Tiyatro, dansa karşı hep hegemonyacı davrandı. Sinemanın, tiyatronun becerdiği her şeyin daha çoğunu becerebilmesi; çıplak bedeni sessiz / sözsüz kullanan dansa karşı tiyatronun 'üst' tavır almasını sonuçladı. (Uluslararası Tiyatro Enstitüsü'nün (: ITT) 1985-1995 arasındaki politikasının kültürel / sanatsal faşizmi 'The Drama Review' (: TDR) dergisinin sayfalarında izlenebilir.)
Tiyatro; metin, dekor, kostüm, makyaj, vb tüm öğeleriyle çarmıha gerilmiş durumdadır. Dansın (baleden ve folklordan söz edilmiyor) sessiz, sözsüz, sahnesiz, çıplak olabilmesi onu özgür kılar. Tiyatro, kendinin beceremediğini 'ast'ının becerebilmesine tahammül edemedi ve edemiyor ve onu sakatlamaya çabalıyor (kamburun başkalarına kambur yüklemesi örneği).
21. Yüzyıl'da; sinema ve müzik, hem en popüler / bayağı ürünler vererek dipteki, hem de en deneysel / öncü ürünler vererek zirvedeki ikili olacaklar; sinema ve dans ise, en arı-özgün ötediller yaratacak öte-ikili olacaklar. (Aslında tüm sanat sınıflandırmaları artık yapay kaçıyor; resim ve heykel 'plastik sanatlar' sayılıyor, mimari artık bir sanat dalı sayılamıyor, vb.) 'Ma' yaratımı ise, boşta kalacağa benzer; çünkü 2000-2050 arasındaki dönem, post-post-modern gevşeme / ayırtsızlaşma ile harcanacak. Kimse gerçekten acı çekmeye yanaşmayacak; gibi yapmakla yetinecek. Tiyatro da, sanatmış gibi yapacak. Geçmişte 'resim bitti' diyerek fırçasını bırakan ressamlar olmuş. Tiyatrocular böyle bir dürüstlüğü göstereceğe benzemiyorlar. İnsan, konuşamayacağı konuda susar. ‘Butoh’ da, ‘Ma’ da suskundu.
·
3. KADINLAR VE MA
Varoluşçuluk (Sartre'ınki değil, Heidegger'inki) açısından varlık kaçınılmazdır. Kişi, uzayzamanın ve varlığın içine (burada 'kendi-cins-insan' olmanın tüm rollerine ve statülerine) fırlatılır. Bilinç, bunu bağlanmalarla (: engagement) aşama aşama, (eğitimle, işle, vb) gerçekleştirir. Buradaki 'var', daha çok yaşlı erkektir. Çocuk ve genç kategorileri dışlanır ve/ya göz ardı edilir; kadın da, 'anne-eş-ev kadını' kategorilerine gömülür.

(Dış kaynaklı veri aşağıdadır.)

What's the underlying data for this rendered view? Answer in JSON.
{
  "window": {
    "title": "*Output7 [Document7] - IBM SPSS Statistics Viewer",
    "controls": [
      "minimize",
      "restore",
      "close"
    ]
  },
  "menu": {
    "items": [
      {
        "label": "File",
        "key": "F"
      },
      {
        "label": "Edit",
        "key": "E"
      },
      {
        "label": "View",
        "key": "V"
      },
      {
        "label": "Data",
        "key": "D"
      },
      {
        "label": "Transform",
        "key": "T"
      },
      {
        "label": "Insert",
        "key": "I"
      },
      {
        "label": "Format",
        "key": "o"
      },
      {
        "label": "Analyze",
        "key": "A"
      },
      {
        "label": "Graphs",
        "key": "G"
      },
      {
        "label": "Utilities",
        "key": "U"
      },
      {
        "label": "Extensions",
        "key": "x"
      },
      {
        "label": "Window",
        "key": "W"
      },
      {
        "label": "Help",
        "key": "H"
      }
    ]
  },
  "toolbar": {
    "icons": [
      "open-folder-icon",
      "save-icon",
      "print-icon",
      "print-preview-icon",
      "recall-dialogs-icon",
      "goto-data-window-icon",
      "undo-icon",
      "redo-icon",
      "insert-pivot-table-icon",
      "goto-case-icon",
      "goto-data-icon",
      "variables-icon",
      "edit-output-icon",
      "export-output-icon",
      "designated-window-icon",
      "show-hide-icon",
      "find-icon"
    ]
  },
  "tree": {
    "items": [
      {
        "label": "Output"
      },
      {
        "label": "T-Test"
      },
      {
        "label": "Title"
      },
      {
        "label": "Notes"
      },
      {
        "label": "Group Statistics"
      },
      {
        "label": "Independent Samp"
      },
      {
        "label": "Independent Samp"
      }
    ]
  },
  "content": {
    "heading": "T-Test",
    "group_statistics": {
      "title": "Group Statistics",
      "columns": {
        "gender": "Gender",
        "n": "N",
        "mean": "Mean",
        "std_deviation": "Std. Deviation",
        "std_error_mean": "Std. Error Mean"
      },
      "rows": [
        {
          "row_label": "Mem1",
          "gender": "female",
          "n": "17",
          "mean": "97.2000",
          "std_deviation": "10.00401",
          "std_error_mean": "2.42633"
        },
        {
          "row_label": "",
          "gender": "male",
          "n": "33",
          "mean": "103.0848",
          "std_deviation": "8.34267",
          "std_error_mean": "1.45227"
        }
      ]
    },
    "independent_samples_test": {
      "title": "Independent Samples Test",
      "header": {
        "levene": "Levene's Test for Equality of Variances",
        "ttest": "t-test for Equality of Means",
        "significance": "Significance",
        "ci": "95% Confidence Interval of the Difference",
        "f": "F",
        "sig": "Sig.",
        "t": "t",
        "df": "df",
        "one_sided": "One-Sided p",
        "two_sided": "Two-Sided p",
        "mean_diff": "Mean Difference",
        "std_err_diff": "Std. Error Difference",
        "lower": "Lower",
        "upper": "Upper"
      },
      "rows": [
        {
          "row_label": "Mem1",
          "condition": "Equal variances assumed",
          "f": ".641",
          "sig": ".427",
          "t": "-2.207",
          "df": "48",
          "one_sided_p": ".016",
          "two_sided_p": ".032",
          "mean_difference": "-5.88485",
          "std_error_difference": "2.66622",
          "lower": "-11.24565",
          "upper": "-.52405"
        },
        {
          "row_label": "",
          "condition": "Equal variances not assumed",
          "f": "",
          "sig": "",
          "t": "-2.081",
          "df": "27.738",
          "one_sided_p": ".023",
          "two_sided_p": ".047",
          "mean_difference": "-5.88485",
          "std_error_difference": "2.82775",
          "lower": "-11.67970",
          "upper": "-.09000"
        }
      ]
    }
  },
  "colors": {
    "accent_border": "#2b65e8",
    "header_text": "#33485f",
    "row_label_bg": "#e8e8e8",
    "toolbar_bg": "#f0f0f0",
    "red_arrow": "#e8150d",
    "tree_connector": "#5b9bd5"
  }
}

20. Yüzyıl, 500 yıllık Batı Avrupa kültürü hegemonyasını çökertti. Bu kültür, ataerkil ve cins ayrımcı idi. Doğum kontrolünün işlevi, kadını anne rolünden; boşanmaların neredeyse evlenmelere eşit sayıya ulaşması eş rolünden; ekonomisinin aktif nüfusun artmasına gereksinmesi ev kadını rolünden gözgürleştirdi. Feministler, bu özgürleşmenin kendi başarıları olduğunu öne sürerler. Aslında erkek kültü, kendi kuyusunu, savaşlarla ve emperyalizmle kendi kazdı; çünkü libidosunu tüketti ve 'çıtırlaştı'. Ayrıca feministler, 2000'de Batı Avrupa'da ortalama ücrette kadınların, erkeklerin yalnızca üçte ikisi oranını yakalayabilmesine engel olamıyorlar.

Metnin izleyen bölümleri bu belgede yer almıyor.